Currently I am using this statement to find all columns in a dataframe that has no missing values, it works fine. but I'm wondering if there is more concise way (albeit, efficient way) to do the same thing?
df.columns[ np.sum(df.isnull()) == 0 ]
To better answer the question one would need to have access to the dataframe in question.
Without it, there are various method one can use.
Let's consider the following dataframe as example
df = pd.DataFrame(np.random.randint(0, 100, size=(100, 4)), columns=list('ABCD'))
df.iloc[0:10, 0] = np.nan
[Out]:
A B C D
0 NaN 89 63 41
1 NaN 12 47 8
2 NaN 79 76 67
3 NaN 87 61 38
4 NaN 28 31 30
Method 1 - As OP indicated (we will be use as reference)
df.columns[ np.sum(df.isnull()) == 0 ]
Method 2 - Similar to Method 1, with numpy.sum
and pandas.isnull
, but with a Lambda function
df.columns[ df.apply(lambda x: np.sum(x.isnull()) == 0) ]
Method 3 - Using numpy.all
and pandas.DataFrame.notnull
columns = df.columns[ np.all(df.notnull(), axis=0) ]
Method 4 - Using only pandas built-in modules
columns = df.columns[ df.isnull().sum() == 0 ]
Method 5 - Using pandas.DataFrame.isna
(same method used here).
columns = df.columns[ df.isna().any() == False ]
The output in all is the one that OP wants, more specifically
Index(['B', 'C', 'D'], dtype='object')
If one times each of the methods with time.perf_counter()

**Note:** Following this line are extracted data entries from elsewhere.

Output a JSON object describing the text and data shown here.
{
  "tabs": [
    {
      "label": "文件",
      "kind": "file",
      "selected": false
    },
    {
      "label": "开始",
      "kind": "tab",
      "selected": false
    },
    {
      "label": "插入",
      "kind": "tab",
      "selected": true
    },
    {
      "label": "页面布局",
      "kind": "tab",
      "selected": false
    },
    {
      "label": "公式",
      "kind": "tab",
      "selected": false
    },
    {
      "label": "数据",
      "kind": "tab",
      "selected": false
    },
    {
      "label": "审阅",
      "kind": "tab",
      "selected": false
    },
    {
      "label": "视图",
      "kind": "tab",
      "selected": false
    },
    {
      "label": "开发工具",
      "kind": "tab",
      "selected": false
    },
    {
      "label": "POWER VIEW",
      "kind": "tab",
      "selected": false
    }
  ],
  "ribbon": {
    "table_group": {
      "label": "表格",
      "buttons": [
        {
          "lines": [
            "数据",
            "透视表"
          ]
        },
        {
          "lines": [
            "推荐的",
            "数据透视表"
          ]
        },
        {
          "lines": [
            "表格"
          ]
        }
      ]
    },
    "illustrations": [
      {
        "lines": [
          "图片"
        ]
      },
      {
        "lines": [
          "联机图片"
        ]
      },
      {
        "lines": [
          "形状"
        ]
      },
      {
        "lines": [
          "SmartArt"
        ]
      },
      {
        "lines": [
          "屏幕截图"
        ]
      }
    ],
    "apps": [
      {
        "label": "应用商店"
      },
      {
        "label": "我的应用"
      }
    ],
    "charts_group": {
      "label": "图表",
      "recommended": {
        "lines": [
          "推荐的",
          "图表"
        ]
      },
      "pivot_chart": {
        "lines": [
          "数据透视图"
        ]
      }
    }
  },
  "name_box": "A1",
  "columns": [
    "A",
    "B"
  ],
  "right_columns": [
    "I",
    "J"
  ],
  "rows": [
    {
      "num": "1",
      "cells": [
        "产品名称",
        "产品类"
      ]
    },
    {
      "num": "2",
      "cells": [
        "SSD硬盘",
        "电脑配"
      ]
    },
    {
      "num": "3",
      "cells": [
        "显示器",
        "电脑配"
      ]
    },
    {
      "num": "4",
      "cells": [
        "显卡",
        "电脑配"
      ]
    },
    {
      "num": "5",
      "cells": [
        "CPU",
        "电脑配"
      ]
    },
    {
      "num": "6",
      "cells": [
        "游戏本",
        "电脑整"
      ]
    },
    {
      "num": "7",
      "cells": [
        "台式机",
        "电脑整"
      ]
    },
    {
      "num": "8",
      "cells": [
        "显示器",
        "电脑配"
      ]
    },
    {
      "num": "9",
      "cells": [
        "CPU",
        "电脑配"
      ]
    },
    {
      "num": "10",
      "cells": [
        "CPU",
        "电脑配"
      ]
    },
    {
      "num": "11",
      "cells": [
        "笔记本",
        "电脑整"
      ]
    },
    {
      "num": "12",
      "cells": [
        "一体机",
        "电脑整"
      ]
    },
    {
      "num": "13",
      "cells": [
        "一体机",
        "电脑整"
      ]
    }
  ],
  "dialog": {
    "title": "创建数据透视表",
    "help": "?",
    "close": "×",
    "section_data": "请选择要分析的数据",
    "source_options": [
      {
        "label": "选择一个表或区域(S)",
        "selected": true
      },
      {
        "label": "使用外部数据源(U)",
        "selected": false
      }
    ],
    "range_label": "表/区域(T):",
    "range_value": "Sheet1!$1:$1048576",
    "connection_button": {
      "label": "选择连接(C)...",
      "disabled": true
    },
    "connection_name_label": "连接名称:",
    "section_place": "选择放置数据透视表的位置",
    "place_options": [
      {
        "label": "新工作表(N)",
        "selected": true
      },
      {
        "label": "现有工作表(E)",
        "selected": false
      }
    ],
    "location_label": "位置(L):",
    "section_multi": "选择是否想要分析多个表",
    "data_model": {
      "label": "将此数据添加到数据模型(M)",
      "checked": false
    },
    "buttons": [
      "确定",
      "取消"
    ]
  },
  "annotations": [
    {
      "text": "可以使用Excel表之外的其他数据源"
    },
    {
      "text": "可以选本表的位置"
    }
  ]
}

(there are additional ways to measure the time of execution), one will get the following
method time
0 method 1 2.999996e-07
1 method 2 3.000005e-07
2 method 3 2.000006e-07
3 method 4 6.000000e-07
4 method 5 3.999994e-07
Again, this might change depending on the dataframe that one uses. Also, depending on the requirements (hardware, and business requirements), there might be other ways to achieve the same goal.